Moore Martin D
Wellcome Centre for Cultures and Environments of Health, University of Exeter, Exeter, EX4 4QH, UK.
Wellcome Open Res. 2020 Jun 10;5:130. doi: 10.12688/wellcomeopenres.15962.1. eCollection 2020.
Despite the first case of the novel coronavirus only being reported to the WHO at the end of December 2019, humanities and social science scholars have been quick to subject local, national and international responses to COVID-19 to critique. Through television and radio, blogs, social media and other outlets, historians in particular have situated the ongoing outbreak in relation to previous epidemics and historicised cultural and political responses.

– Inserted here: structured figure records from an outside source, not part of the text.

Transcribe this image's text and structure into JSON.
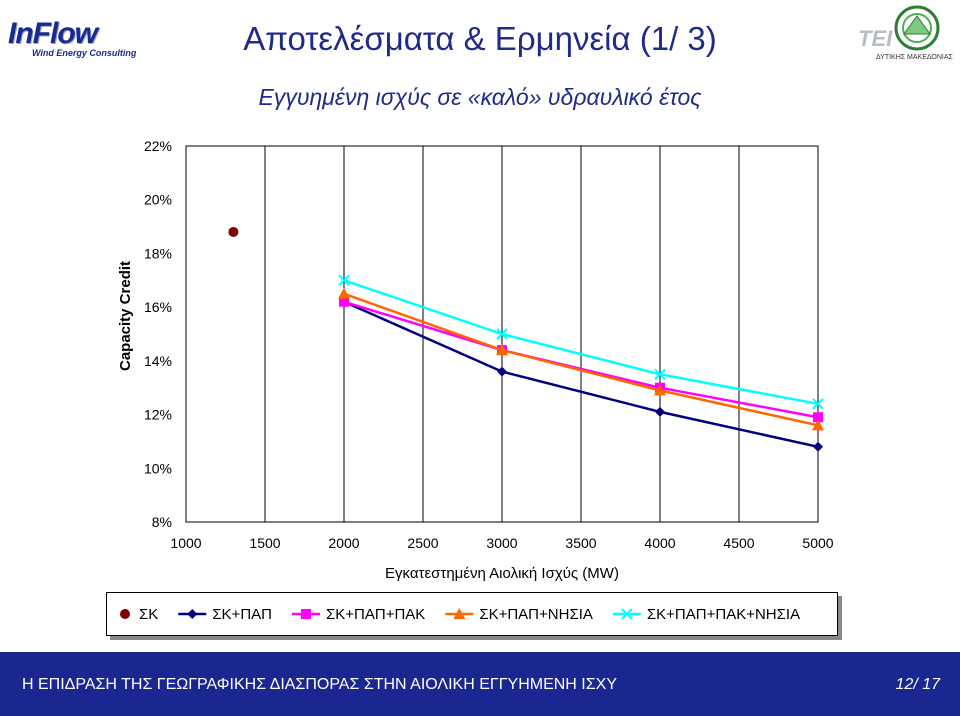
{
  "header": {
    "logo_left_brand": "InFlow",
    "logo_left_tagline": "Wind Energy Consulting",
    "logo_right_text": "TEI",
    "logo_right_sub": "ΔΥΤΙΚΗΣ ΜΑΚΕΔΟΝΙΑΣ",
    "title": "Αποτελέσματα & Ερμηνεία (1/ 3)",
    "subtitle": "Εγγυημένη ισχύς σε «καλό» υδραυλικό έτος"
  },
  "chart_data": {
    "type": "line",
    "xlabel": "Εγκατεστημένη Αιολική Ισχύς (MW)",
    "ylabel": "Capacity Credit",
    "xlim": [
      1000,
      5000
    ],
    "ylim": [
      8,
      22
    ],
    "x_ticks": [
      "1000",
      "1500",
      "2000",
      "2500",
      "3000",
      "3500",
      "4000",
      "4500",
      "5000"
    ],
    "y_ticks": [
      "8%",
      "10%",
      "12%",
      "14%",
      "16%",
      "18%",
      "20%",
      "22%"
    ],
    "y_tick_values": [
      8,
      10,
      12,
      14,
      16,
      18,
      20,
      22
    ],
    "x_tick_values": [
      1000,
      1500,
      2000,
      2500,
      3000,
      3500,
      4000,
      4500,
      5000
    ],
    "legend_position": "bottom",
    "series": [
      {
        "name": "ΣΚ",
        "color": "#800000",
        "marker": "circle",
        "line": false,
        "x": [
          1300
        ],
        "y": [
          18.8
        ]
      },
      {
        "name": "ΣΚ+ΠΑΠ",
        "color": "#000080",
        "marker": "diamond",
        "line": true,
        "x": [
          2000,
          3000,
          4000,
          5000
        ],
        "y": [
          16.2,
          13.6,
          12.1,
          10.8
        ]
      },
      {
        "name": "ΣΚ+ΠΑΠ+ΠΑΚ",
        "color": "#ff00ff",
        "marker": "square",
        "line": true,
        "x": [
          2000,
          3000,
          4000,
          5000
        ],
        "y": [
          16.2,
          14.4,
          13.0,
          11.9
        ]
      },
      {
        "name": "ΣΚ+ΠΑΠ+ΝΗΣΙΑ",
        "color": "#ff6600",
        "marker": "triangle",
        "line": true,
        "x": [
          2000,
          3000,
          4000,
          5000
        ],
        "y": [
          16.5,
          14.4,
          12.9,
          11.6
        ]
      },
      {
        "name": "ΣΚ+ΠΑΠ+ΠΑΚ+ΝΗΣΙΑ",
        "color": "#00ffff",
        "marker": "x",
        "line": true,
        "x": [
          2000,
          3000,
          4000,
          5000
        ],
        "y": [
          17.0,
          15.0,
          13.5,
          12.4
        ]
      }
    ]
  },
  "footer": {
    "text": "Η ΕΠΙΔΡΑΣΗ ΤΗΣ ΓΕΩΓΡΑΦΙΚΗΣ ΔΙΑΣΠΟΡΑΣ ΣΤΗΝ ΑΙΟΛΙΚΗ ΕΓΓΥΗΜΕΝΗ ΙΣΧΥ",
    "page": "12/ 17"
  }
}
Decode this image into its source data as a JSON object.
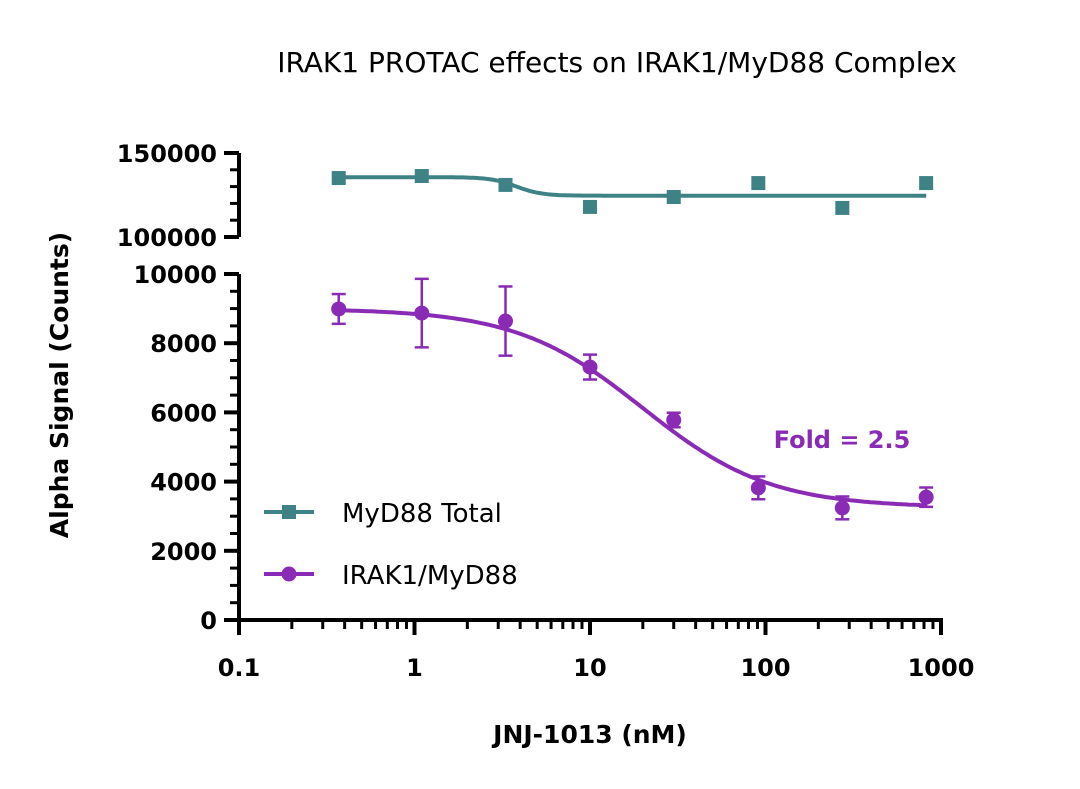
{
  "chart_data": {
    "type": "scatter",
    "title": "IRAK1 PROTAC effects on IRAK1/MyD88 Complex",
    "xlabel": "JNJ-1013 (nM)",
    "ylabel": "Alpha Signal (Counts)",
    "x_scale": "log",
    "xlim": [
      0.1,
      1000
    ],
    "x_ticks": [
      "0.1",
      "1",
      "10",
      "100",
      "1000"
    ],
    "y_axis_break": true,
    "ylim_lower": [
      0,
      10000
    ],
    "y_ticks_lower": [
      "0",
      "2000",
      "4000",
      "6000",
      "8000",
      "10000"
    ],
    "ylim_upper": [
      100000,
      150000
    ],
    "y_ticks_upper": [
      "100000",
      "150000"
    ],
    "legend_position": "bottom-left",
    "annotation": {
      "text": "Fold = 2.5",
      "color": "#8a2bb5"
    },
    "x": [
      0.37,
      1.1,
      3.3,
      10,
      30,
      91,
      274,
      823
    ],
    "series": [
      {
        "name": "MyD88 Total",
        "color": "#3e8286",
        "marker": "square",
        "panel": "upper",
        "values": [
          135100,
          136300,
          131000,
          117900,
          123800,
          132100,
          117300,
          132100
        ],
        "fit": {
          "top": 135600,
          "bottom": 124600,
          "ic50": 3.8,
          "hill": 6
        }
      },
      {
        "name": "IRAK1/MyD88",
        "color": "#8a2bb5",
        "marker": "circle",
        "panel": "lower",
        "values": [
          8990,
          8870,
          8640,
          7310,
          5780,
          3820,
          3240,
          3550
        ],
        "error": [
          430,
          990,
          1000,
          360,
          210,
          330,
          330,
          280
        ],
        "fit": {
          "top": 9000,
          "bottom": 3250,
          "ic50": 20,
          "hill": 1.2
        }
      }
    ]
  }
}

This paper furthers these historical considerations of the current pandemic by examining the way the National Health Service (NHS) and discourses of risk have figured in public and policy responses. It suggests that appeals to protect the NHS are based on longer-term anxieties about the service's capacity to care and endure in the face of growing demand, as well as building on the attachment that has developed as a result of this persistence in the face of existential threats. Similarly, the position of elderly, vulnerable and "at risk" patients relates to complex histories in which their place in social and medical hierarchies have been ambiguous. It thus argues that the ways in which time appears as both a threat and a possibility of management in the current crisis form part of a longer trajectory of political and cultural thinking.
尽管新型冠状病毒的首例病例直到2019年12月底才报告给世界卫生组织,但人文社会科学学者很快就对地方、国家和国际上对新冠疫情的应对措施进行了批评。特别是历史学家,通过电视、广播、博客、社交媒体和其他渠道,将当前的疫情与以往的流行病联系起来,并对文化和政治应对措施进行了历史化分析。本文通过考察国民保健制度(NHS)和风险话语在公众和政策应对中的作用方式,进一步探讨了当前疫情的这些历史考量。研究表明,呼吁保护国民保健制度是基于对该服务在面对不断增长的需求时提供护理和持续运作能力的长期担忧,也是基于在面对生存威胁时这种持续存在所产生的情感纽带。同样,老年人、弱势群体和“高危”患者的处境与复杂的历史有关,在这些历史中,他们在社会和医疗等级制度中的地位一直模糊不清。因此,本文认为,在当前危机中,时间既表现为一种威胁,又表现为一种可管理的可能性,这是政治和文化思维更长轨迹的一部分。